Reichardt has published seven scholarly books, four on American literature and three on Catholic literature, and she currently has a new book, Essays in Contemporary Catholic Literature,  under review. As a scholar Reichardt has a solid reputation in North America, Europe and Australia as an authority on Catholic writers, particularly women writers. Her Catholic Women Writers: A Bio-Bibliographical Sourcebook (Greenwood Press, 2001) was acclaimed a “milestone” in publishing on women and Catholicism. Ignatius Press named Reichardt editor of its new critical editions series on American literature.

In 1999 she was awarded a University Scholar's Grant for her research; she also received grants from the Aquinas Foundation (1998) and the National Endowment for the Humanities (1990).  She has served on numerous department and universitywide committees, including the Academic Council, the Undergraduate Curriculum Committee, the Faculty Affairs Committee and the University Senate. 

Dr. Thomas Sullivan

Dr. Thomas Sullivan, holder of the Aquinas Chair in Philosophy and Theology in St. Thomas' College of Arts and Sciences since 1990, has been teaching in the Philosophy Department at St.
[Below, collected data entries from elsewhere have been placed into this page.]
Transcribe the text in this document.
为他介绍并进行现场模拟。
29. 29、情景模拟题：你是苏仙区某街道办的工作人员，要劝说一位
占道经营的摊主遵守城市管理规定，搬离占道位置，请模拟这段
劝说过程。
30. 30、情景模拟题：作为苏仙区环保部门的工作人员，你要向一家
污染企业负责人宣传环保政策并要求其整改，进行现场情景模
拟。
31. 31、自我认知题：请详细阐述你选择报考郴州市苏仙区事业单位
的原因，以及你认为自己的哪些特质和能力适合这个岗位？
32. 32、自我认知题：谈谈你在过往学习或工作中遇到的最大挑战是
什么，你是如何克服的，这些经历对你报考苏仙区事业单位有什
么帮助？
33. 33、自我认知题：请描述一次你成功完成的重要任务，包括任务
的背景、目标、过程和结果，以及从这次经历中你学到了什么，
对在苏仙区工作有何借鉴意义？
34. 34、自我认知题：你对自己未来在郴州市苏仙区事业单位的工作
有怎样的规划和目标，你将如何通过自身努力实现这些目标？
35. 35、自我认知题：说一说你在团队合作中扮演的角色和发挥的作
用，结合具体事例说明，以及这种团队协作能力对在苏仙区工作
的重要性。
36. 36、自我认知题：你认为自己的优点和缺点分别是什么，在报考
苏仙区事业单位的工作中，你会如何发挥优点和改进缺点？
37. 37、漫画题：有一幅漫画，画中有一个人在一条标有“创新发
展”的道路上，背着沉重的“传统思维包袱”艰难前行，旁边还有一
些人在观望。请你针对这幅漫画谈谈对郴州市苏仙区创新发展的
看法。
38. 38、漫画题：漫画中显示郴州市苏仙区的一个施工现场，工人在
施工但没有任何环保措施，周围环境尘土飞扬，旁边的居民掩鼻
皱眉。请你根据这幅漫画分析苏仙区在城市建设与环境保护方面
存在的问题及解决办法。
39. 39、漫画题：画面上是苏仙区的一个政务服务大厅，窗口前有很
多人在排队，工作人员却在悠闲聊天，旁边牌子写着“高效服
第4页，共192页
Thomas since 1966.

A five-time Teacher of the Year and 1984-85 Professor of the Year at St. Thomas, Sullivan also has received national teaching awards, including, among others, the Burlington Northern Faculty Achievement Award.

His most recent book, co-authored with Dr. Sandra Menssen, is The Agnostic Inquirer: Revelation from a Philosophical Standpoint (Eerdmans, 2007). Called "original" and "groundbreaking," the book is now in its second printing.   Author of more than 50 articles in journals and anthologies, Sullivan has written the philosophy of logic, metaphysics, Aquinas, and ethics.  His “Active and Passive Euthanasia,” published initially in 1978 in the Human Life Review, has been reprinted in nearly 20 anthologies, including five from Oxford University Press.

Sullivan has been active on the boards of several national organizations, including the American Catholic Philosophical Association and the Society of Christian Philosophers.  He has served on many UST faculty committees, including the Academic Council and the Curriculum Review Task Force.  And he has initiated or assisted with the initiation of programs such as Catholic Studies, the Parents’ Program, the Summer Seeds Reading Program, the Renaissance Program and national summer institutes focused on the interconnections between Thomistic and modern analytic philosophy.
 
Sullivan calls St. Thomas Aquinas his "in
tellectual and spiritual model," striving to accomplish in his own teaching and writing "some small measure of what John Paul II attributed to the great saint: 'reconciliation between the secularity of the world and the radicality of the Gospel.'"    

Sullivan and his wife, Ginny, have been married 45 years and have six children. 

Selection committees: The Staff Recognition Awards Selection Committee includes: Barbara Dunker, Administrative Services; Nora Fitzpatrick, School of Law; Karen Lange, Student Affairs; and Dan Vevang, College of Applied Professional Studies.

Edna Comedy, associate vice president for human resources, acknowledges assistance from the Exempt Staff Focus Group in developing the new awards:

Ann Burke, Information Resources and Technologies; Lisa Burke, Opus College of Business; Lisa Dalsin, School of Social Work; Ann Hubbard, International Education; Steve Maurer, Student Affairs; Joanna Nute, Opus College of Business; Sarah Spencer, International Education; Richelle Wesley, Registrar's Office; and Rachel Wobschall, Alumni and Constituent Relations.

The Faculty Recognition Awards Committee included Dr. Angeline Barretta-Herman, Academic Affairs; Dr. Joseph Kreitzer, Academic Affairs; Dr. Tom Mengler, School of Law; and Dr. Christopher Puto, Opus College of Business. In subsequent years, prior award winners will join the selection committee.